Global equity markets are all in green and G7 interest rates are all higher today. The inverted U.S. yield curve (2yr/10yr) that flashed bright orange on Wednesday is receding back into positive territory with the 10 year yield moving to 9 bps higher than the 2 year yield.  Last Wednesday the 10 year yield was 2 bps lower than the 2 year yield.  Commodity prices remain mixed and the Swiss franc and Japanese yen have lost a bit of their safe haven status.
Despite today’s short term optimism, markets will remain treacherous and volatile and it will take much more positive economic data and news to remove the fear and panic around a global recession and the contagion that could spread to the U.S. Fed Chairman Powell will be speaking this week at the annual Jackson Hole Symposium on Friday and his topic will be “Challenges for Monetary Policy.”  Markets will be highly attuned and sensitive to his language and insights as to how it will impact the future course of U.S. monetary policy.
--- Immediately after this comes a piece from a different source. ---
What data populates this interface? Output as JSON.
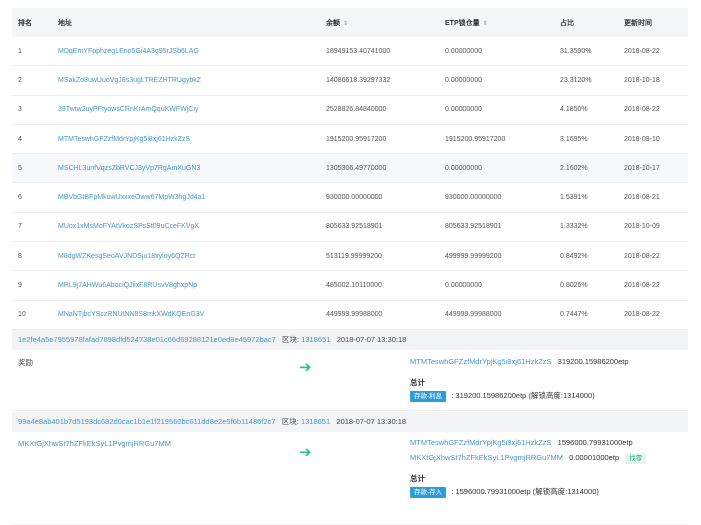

  • Japan reported July trade data. Exports and imports both contracted once again but by less than consensus estimates. Ongoing trade tensions between the U.S. and China are impacting Japanese growth and trade along with rising Japanese – Korean trade tensions and a stronger Japanese yen. Markets are expecting a 43% probability that the Bank of Japan will cut interest rates at its September 19th meeting.
  • Economic contagion continues to spread globally as reduced trade volumes ensnare all Asian countries. Thailand reported Q2 GDP growth at 2.3% YoY which was the slowest pace since Q3 2014 and down from 2.8% in Q1. The Bank of Thailand is expected to cut interest rates at its September 25th meeting following up on its previous rate cut at its August meeting.